Quem aconselhou a Organização da Volta em Portugal em Bicicleta 2026 e que garantias foi dada à Organização de que tal seria possível? Porque se apela a uma minimização de "constrangimentos"? Porque é que o Instituto da Conservação da Natureza e das Florestas - ICNF - (supostamente) não foi consultado antes da divulgação do evento a 9 de Julho de 2026?

O que é a Mata de Albergaria? A Mata de Albergaria é uma extensa área florestal, localizada na zona central do PNPG ocupando uma área superior a 1.500 hectares, ao longo do Vale do Rio Homem. Tendo resistido a séculos de desflorestação por incêndios frequentes e pastorícia, a Mata de Albergaria é hoje um testemunho único dos bosques que outrora cobriam o noroeste da Península Ibérica: o carvalhal galaico-português. Representa o único carvalhal maduro de carvalho-alvarinho (Quercus robur) existente em Portugal. Os restante bosques de carvalho existentes em Portugal são de menor dimensão e, sobretudo, muito mais jovens. 

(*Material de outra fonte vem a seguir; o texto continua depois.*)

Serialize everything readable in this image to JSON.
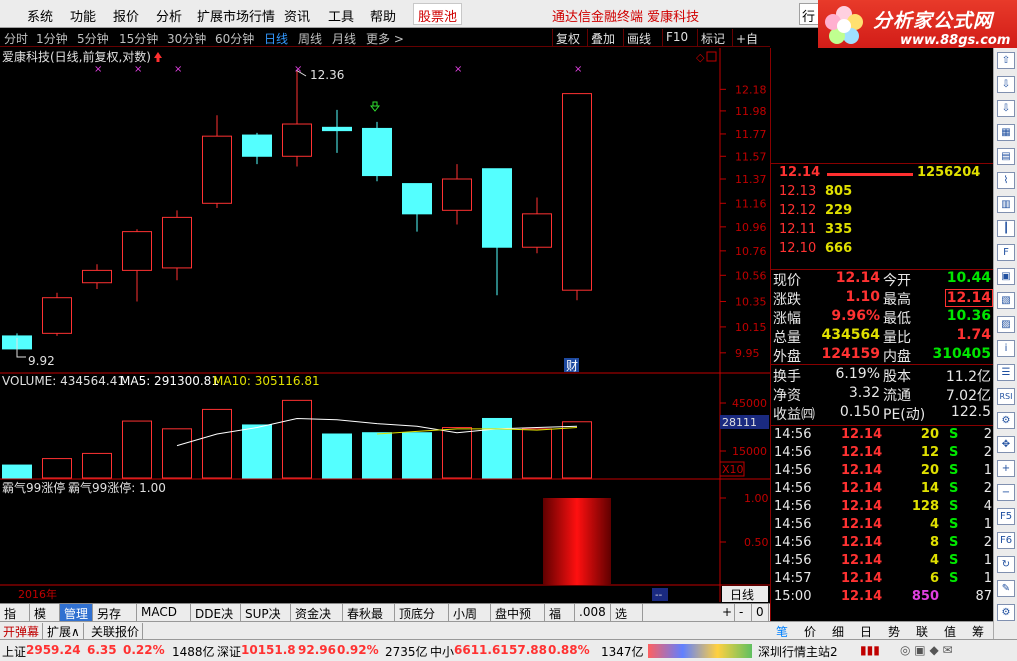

O Parque Nacional da Peneda-Gerês está no limite, sem financiamento, sem Vigilantes da Natureza, ao abandono, mal tratado, enfim «sem rei, nem roque». Tal como referiu Hernani Carvalho, o Parque Nacional "tem uma ausência de estado grotesca nalguns aspetos, (...), e excesso de estado e de zelo em outros, que só o prejudicam" e citando Miguel Brandão Pimenta, "a legislação ambiental é invocada para limitar os cidadãos, mas pode ser ignorada quando estão em causa grandes eventos."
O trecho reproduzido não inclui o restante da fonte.